Wird der Regierungsentwurf unverändert verabschiedet, werden die deutschen Kreditplattformen an Attraktivität als alternative Finanzierungsquelle für Unternehmenskredite einbüßen. Worum geht es genau? Die ECSP-VO räumt den Mitgliedstaaten mit den Artikeln 23 Absatz 9 bzw. 24 Absatz 4 die Möglichkeit ein, entweder jeweils nur die Emittenten bzw. Kreditplattformen als Unternehmen oder aber zusätzlich auch noch die jeweiligen Mitglieder der Verwaltungs-, Leitungs- oder Aufsichtsorgane als Haftungsträger für die in einem Anlegerbasisinformationsblatt angegebenen Informationen heranzuziehen. Zurückzuführen sind diese Bestimmungen auf einen Kompromiss, der bei den seinerzeitigen Verhandlungen der Verordnung gemacht werden musste.
Nicht alle Mitgliedsstaaten wollten schon damals eine so weitgehende Haftung mittragen. Im Ergebnis sollte es deshalb jedem selbst überlassen bleiben, wie kurz die Leine ist, an die er zu Hause Mittelstand und Kreditplattformen nimmt. Um im Bild zu bleiben: Jene, die die Bundesregierung mit dem Schwarmfinanzierungsbegleitgesetz ausgewählt hat, ist gleich aus mehreren Gründen viel zu kurz.
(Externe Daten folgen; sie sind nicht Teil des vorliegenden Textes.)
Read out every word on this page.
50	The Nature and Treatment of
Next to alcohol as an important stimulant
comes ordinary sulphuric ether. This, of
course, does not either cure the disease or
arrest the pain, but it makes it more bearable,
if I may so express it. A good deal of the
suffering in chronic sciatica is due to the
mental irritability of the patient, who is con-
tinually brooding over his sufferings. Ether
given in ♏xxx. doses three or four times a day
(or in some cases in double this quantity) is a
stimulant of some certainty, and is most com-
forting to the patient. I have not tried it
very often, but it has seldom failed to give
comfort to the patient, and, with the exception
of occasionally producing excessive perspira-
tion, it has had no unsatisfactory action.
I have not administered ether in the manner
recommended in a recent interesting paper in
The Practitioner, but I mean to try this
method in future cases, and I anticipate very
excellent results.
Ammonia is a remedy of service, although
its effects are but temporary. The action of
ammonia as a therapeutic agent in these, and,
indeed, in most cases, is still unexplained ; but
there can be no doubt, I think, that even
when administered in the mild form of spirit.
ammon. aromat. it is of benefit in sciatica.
So ist zunächst der mit §§32c,d WpHG vorgesehene Haftungsrahmen im Vergleich mit dem sonstigen deutschen Prospekthaftungsrecht unverhältnismäßig weit gefasst. Es sollen nicht nur Emittenten und Kreditplattformen, sondern auch die jeweiligen verantwortlichen Mitglieder der Verwaltungs-, Leitungs- oder Aufsichtsorgane haften. Vergleichbare spezialgesetzliche Normen im Vermögensanlagegesetz, Kapitalanlagegesetz oder Wertpapierprospektgesetz kennen so eine persönliche Haftung nicht.
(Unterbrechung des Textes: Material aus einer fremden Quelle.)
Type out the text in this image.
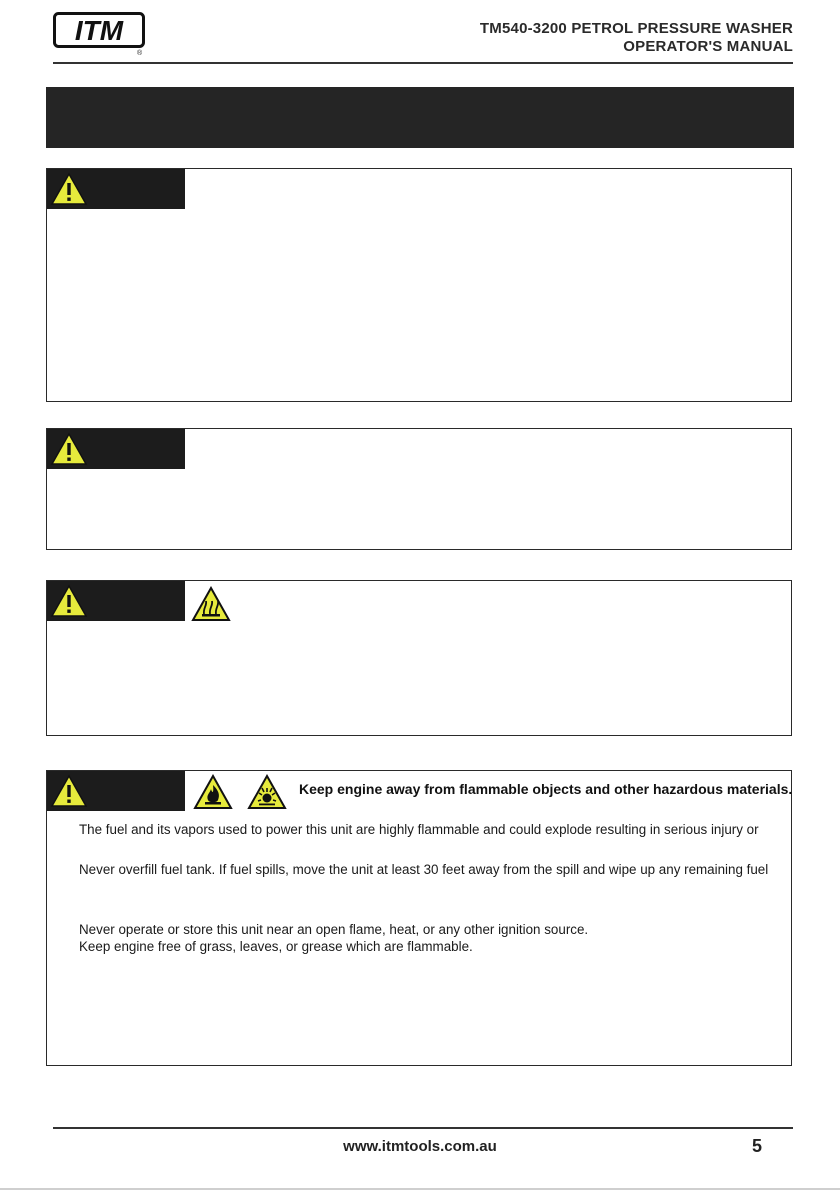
ITM
®
TM540-3200 PETROL PRESSURE WASHER
OPERATOR'S MANUAL
Keep engine away from flammable objects and other hazardous materials.
The fuel and its vapors used to power this unit are highly flammable and could explode resulting in serious injury or
Never overfill fuel tank. If fuel spills, move the unit at least 30 feet away from the spill and wipe up any remaining fuel
Never operate or store this unit near an open flame, heat, or any other ignition source.
Keep engine free of grass, leaves, or grease which are flammable.
www.itmtools.com.au	5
Und der Wortlaut führt zu bemerkenswerten Ergebnissen. Der Syndikusrechtsanwalt etwa als bloß angestellter Rechtsanwalt, aber mit der verantwortlichen Prüfung des Anlegerbasisinformationsblattes befasst, untersteht genauso der Haftung wie der Aufsichtsrat einer Aktiengesellschaft, der eigentlich ganz andere, nichtoperative Aufgaben wahrnimmt, sich aber zukünftig wohl oder übel in die kniffligen Einzelheiten zahlloser Anlegerbasisinformationsblätter reinfuchsen muss.
Haftung ausgeweitet
Damit aber nicht genug: Der Syndikus, Aufsichtsrat und jeder andere Verantwortliche sollen bereits für einfache Fahrlässigkeit haften. Auch das ist bemerkenswert, denn in den anderen zuvor genannten Spezialgesetzen wird demgegenüber nur für Vorsatz und grobe Fahrlässigkeit gehaftet. Durch die komplette Ausschöpfung des durch die ECSP-VO vorgegebenen Haftungsrahmens ist die Bundesregierung also über das Ziel hinausgeschossen. Eine Begründung dafür aber, warum sie diese weitreichenden Ergänzungen für Finanzierungen auf Basis der Verordnung für geeignet, erforderlich und angemessen hält, ist ihrem Entwurf leider nicht zu entnehmen. Nicht ausgeschlossen ist, dass das daraus resultierende Nebeneinander unterschiedlicher Haftungsregelungen für Finanzierungen nach der ECSP-VO einerseits und – wie schon bislang – nach dem Vermögensanlagengesetz andererseits zu Marktverwerfungen führen wird. Denn Finanzierungen, die in den Anwendungsbereich der Verordnung fallen, würden einem strengeren Haftungsregime unterliegen als solche nach dem Vermögensanlagengesetz.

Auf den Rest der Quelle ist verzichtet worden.